After horrific jailing, UK academic Matthew Hedges slams UAE general's bid to head Interpol

After horrific jailing, UK academic Matthew Hedges slams UAE general's bid to head Interpol
The jailed academic experienced torture and solitary confinement during his detention in the UAE, Hedges says.
3 min read
06 October, 2020
Hedges was jailed in the UAE in 2018 [Twitter]
A British academic who was jailed in the UAE on charges of spying has slammed a bid by a former Emirati police chief - who allegedly oversaw his detention - to head Interpol.

Matthew Hedges has appealed to Interpol member states, who are be eligible to vote in December's election, to not consider Major General Nasser Ahmed Al-Raisi's as the organisation's next leader, due to the UAE's poor human rights record.

"If Saudi Arabia, Russia, China or Iran tried to run for the Interpol presidency they would be rightly condemned. Just look at the UAE's record on freedom of speech, judicial standards, the independence of the judiciary and the legislature," Hedges told The Daily Express.

"Yet the Emirates have been able to craft quite a positive face in order to get people in these key positions - and the silence from the international community is deafening."

Hedges has first-hand experience of the terrible conditions inside UAE jails, after being detained in 2018 during a doctoral research trip to the Gulf state.

During his detention, Hedges said he was kept in solitary confinement and subject to conditions that amount to torture.

"I was held in solitary confinement for the whole of my incarceration and forced to sign a confession," he told the UK daily.

"The room where I was held had no windows and was soundproof. I'd get migraines because the noise of the light, which was bright and never turned off, bounced off the walls."

He was sentenced to life in prison by an Abu Dhabi court on charges of espionate, in a trial viewed as "unfair" by human rights organisations, while the verdict was condemned by the British government.

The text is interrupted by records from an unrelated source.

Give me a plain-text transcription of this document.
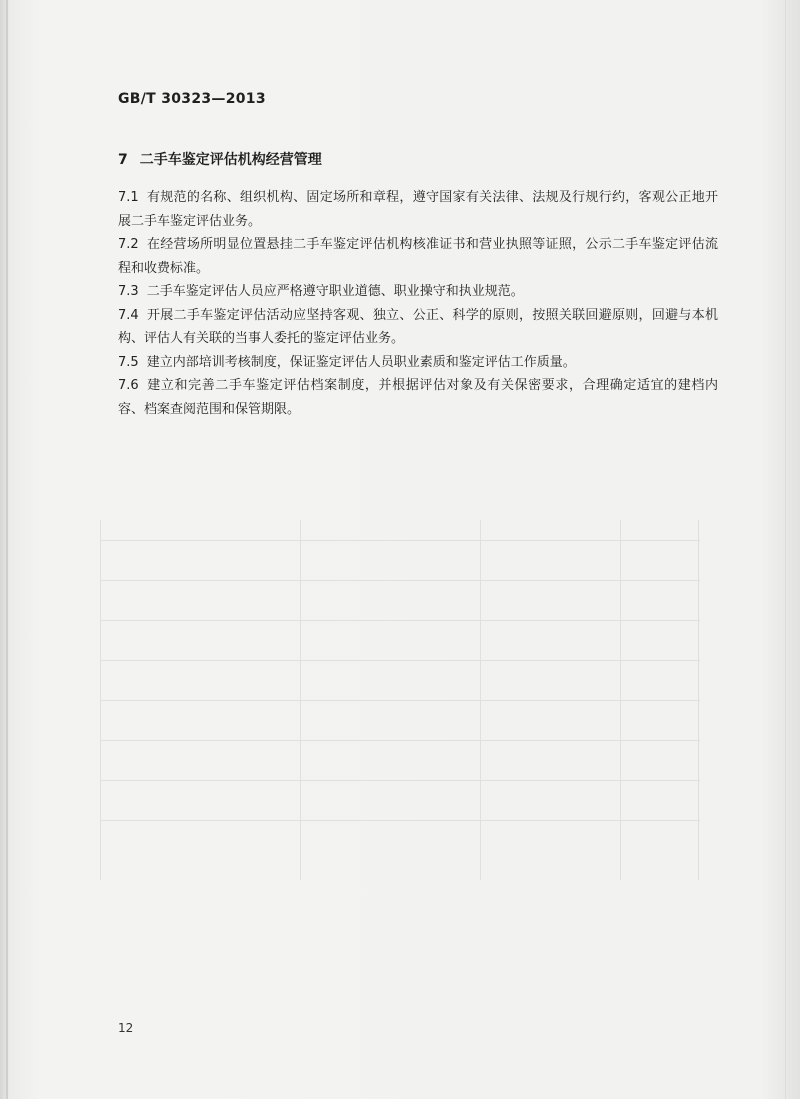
GB/T 30323—2013
7 二手车鉴定评估机构经营管理

7.1 有规范的名称、组织机构、固定场所和章程，遵守国家有关法律、法规及行规行约，客观公正地开展二手车鉴定评估业务。

7.2 在经营场所明显位置悬挂二手车鉴定评估机构核准证书和营业执照等证照，公示二手车鉴定评估流程和收费标准。

7.3 二手车鉴定评估人员应严格遵守职业道德、职业操守和执业规范。

7.4 开展二手车鉴定评估活动应坚持客观、独立、公正、科学的原则，按照关联回避原则，回避与本机构、评估人有关联的当事人委托的鉴定评估业务。

7.5 建立内部培训考核制度，保证鉴定评估人员职业素质和鉴定评估工作质量。

7.6 建立和完善二手车鉴定评估档案制度，并根据评估对象及有关保密要求，合理确定适宜的建档内容、档案查阅范围和保管期限。

12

Hedges was released after six-months when the UAE government issued a pardon, but he still maintains his innocence and is recovering from his ordeal in prison.

"To say I'm disappointed that he is even being considered would be an understatement," he said.

"The UAE must not be allowed to have this presidency. It would undermine everything Interpol is supposed to stand for."

Al-Raisi is already a member of Interpol's executive committee, but his promotion to president of the body has caused concern among human rights groups.

The former UAE police chief is the current front-runnner for the position. Abu Dhabi has been accused of buying influence on the body with a $54 million donation to Interpol in 2017.

"This is another attempt by a despotic country to get their person elected as the president of Interpol," British international crime barrister Ben Keith told The Daily Telegraph. 

"The money is there, the power base is there, they are hosting the assembly. They have effectively tried to buy their way into Interpol. This is the best chance they have and their candidate is clearly the front runner."

Voting for the new head of Interpol will be decided in December and the winner will need to secure a two-thirds majority of Interpol members, a task that analysts say Al-Raisi appears able to achieve.